Phosphoproteomic analysis reveals that PP4 dephosphorylates KAP-1 impacting the DNA damage response

• Published in: The EMBO journal Vol. 31; no. 10; pp. 2403 - 2415
• Main Authors: Lee, Dong-Hyun, Goodarzi, Aaron A, Adelmant, Guillaume O, Pan, Yunfeng, Jeggo, Penelope A, Marto, Jarrod A, Chowdhury, Dipanjan
• Format: Journal Article
• Language: English
• Published: Chichester, UK John Wiley & Sons, Ltd 16.05.2012; Blackwell Publishing Ltd; Nature Publishing Group
• Subjects: Cell Division; checkpoint; Deoxyribonucleic acid; DNA; DNA - radiation effects; DNA Damage; DNA damage signalling; double-strand DNA break; Enzymes; G2 Phase; HeLa Cells; Humans; Ionizing radiation; Lesions; Models, Biological; Molecular biology; Mutants; phosphatase; Phosphoprotein Phosphatases - metabolism; Phosphorylation; Protein Processing, Post-Translational; Radiation, Ionizing; Repressor Proteins - metabolism; Signal transduction; Substrates; Tripartite Motif-Containing Protein 28
• ISSN: 0261-4189; 1460-2075
• DOI: 10.1038/emboj.2012.86

Protein phosphatase PP4C has been implicated in the DNA damage response (DDR), but its substrates in DDR remain largely unknown.
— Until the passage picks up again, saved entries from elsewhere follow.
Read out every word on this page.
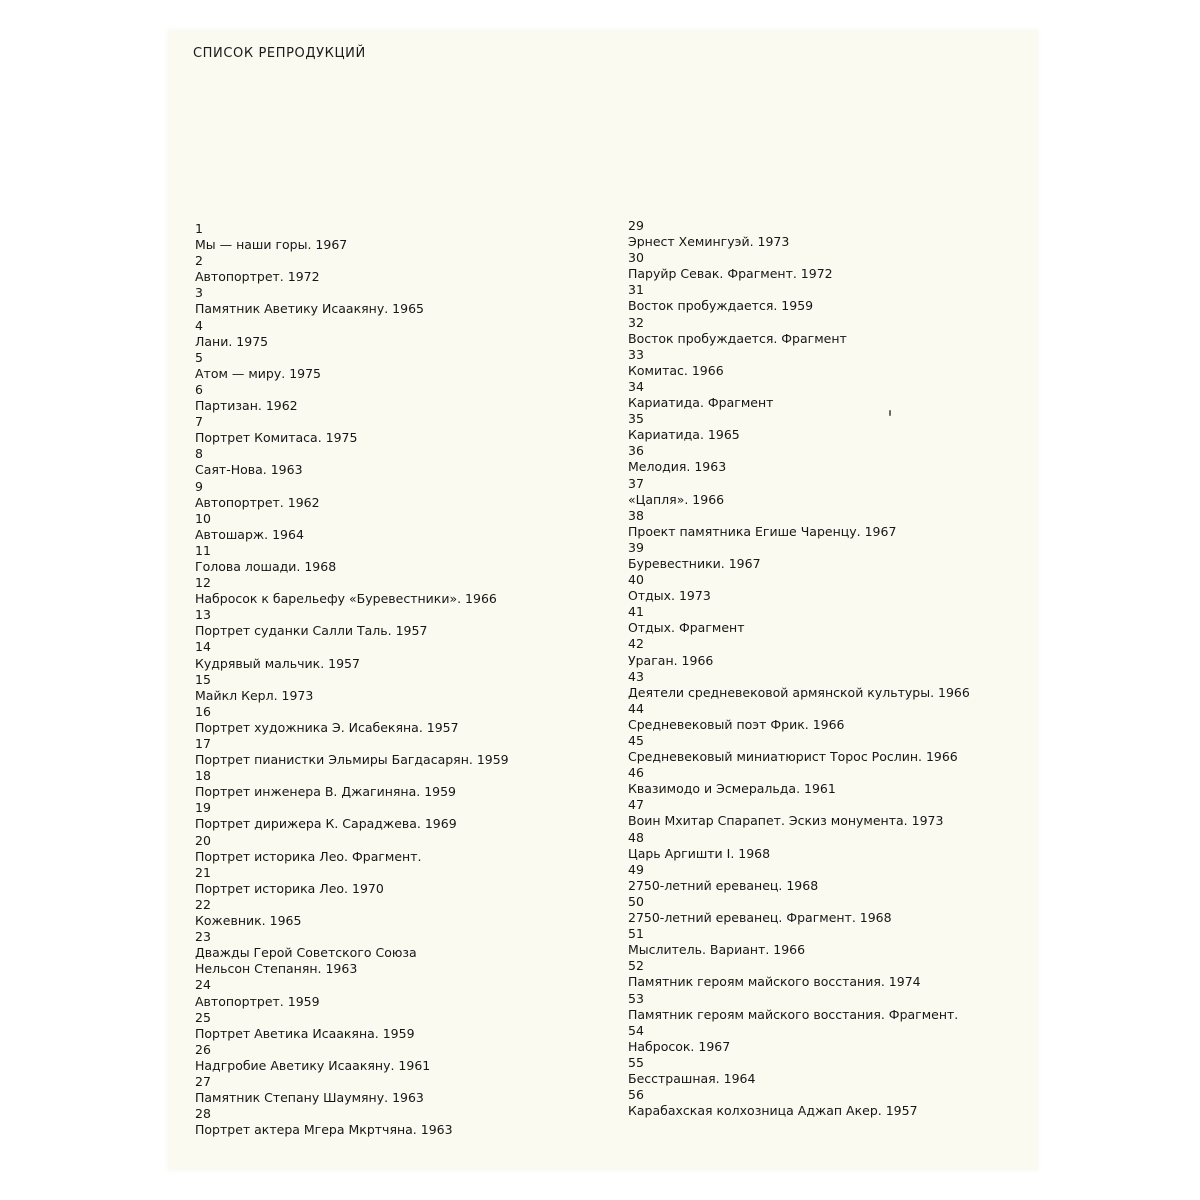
СПИСОК РЕПРОДУКЦИЙ
1
Мы — наши горы. 1967
2
Автопортрет. 1972
3
Памятник Аветику Исаакяну. 1965
4
Лани. 1975
5
Атом — миру. 1975
6
Партизан. 1962
7
Портрет Комитаса. 1975
8
Саят-Нова. 1963
9
Автопортрет. 1962
10
Автошарж. 1964
11
Голова лошади. 1968
12
Набросок к барельефу «Буревестники». 1966
13
Портрет суданки Салли Таль. 1957
14
Кудрявый мальчик. 1957
15
Майкл Керл. 1973
16
Портрет художника Э. Исабекяна. 1957
17
Портрет пианистки Эльмиры Багдасарян. 1959
18
Портрет инженера В. Джагиняна. 1959
19
Портрет дирижера К. Сараджева. 1969
20
Портрет историка Лео. Фрагмент.
21
Портрет историка Лео. 1970
22
Кожевник. 1965
23
Дважды Герой Советского Союза
Нельсон Степанян. 1963
24
Автопортрет. 1959
25
Портрет Аветика Исаакяна. 1959
26
Надгробие Аветику Исаакяну. 1961
27
Памятник Степану Шаумяну. 1963
28
Портрет актера Мгера Мкртчяна. 1963
29
Эрнест Хемингуэй. 1973
30
Паруйр Севак. Фрагмент. 1972
31
Восток пробуждается. 1959
32
Восток пробуждается. Фрагмент
33
Комитас. 1966
34
Кариатида. Фрагмент
35
Кариатида. 1965
36
Мелодия. 1963
37
«Цапля». 1966
38
Проект памятника Егише Чаренцу. 1967
39
Буревестники. 1967
40
Отдых. 1973
41
Отдых. Фрагмент
42
Ураган. 1966
43
Деятели средневековой армянской культуры. 1966
44
Средневековый поэт Фрик. 1966
45
Средневековый миниатюрист Торос Рослин. 1966
46
Квазимодо и Эсмеральда. 1961
47
Воин Мхитар Спарапет. Эскиз монумента. 1973
48
Царь Аргишти I. 1968
49
2750-летний ереванец. 1968
50
2750-летний ереванец. Фрагмент. 1968
51
Мыслитель. Вариант. 1966
52
Памятник героям майского восстания. 1974
53
Памятник героям майского восстания. Фрагмент.
54
Набросок. 1967
55
Бесстрашная. 1964
56
Карабахская колхозница Аджап Акер. 1957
We devised a novel proteomic strategy for systematic identification of proteins dephosphorylated by PP4C and identified KRAB‐domain‐associated protein 1 (KAP‐1) as a substrate. Ionizing radiation leads to phosphorylation of KAP‐1 at S824 (via ATM) and at S473 (via CHK2). A PP4C/R3β complex interacts with KAP‐1 and silencing this complex leads to persistence of phospho‐S824 and phospho‐S473. We identify a new role for KAP‐1 in DDR by showing that phosphorylation of S473 impacts the G2/M checkpoint. Depletion of PP4R3β or expression of the phosphomimetic KAP‐1 S473 mutant (S473D) leads to a prolonged G2/M checkpoint. Phosphorylation of S824 is necessary for repair of heterochromatic DNA lesions and similar to cells expressing phosphomimetic KAP‐1 S824 mutant (S824D), or PP4R3β‐silenced cells, display prolonged relaxation of chromatin with release of chromatin remodelling protein CHD3. Our results define a new role for PP4‐mediated dephosphorylation in the DDR, including the regulation of a previously undescribed function of KAP‐1 in checkpoint response. ATM‐dependent phosphorylation of KAP1, which opens heterochromatin to allow DNA repair, is reverted by PP4, revealing a key phosphatase target in the DNA damage response.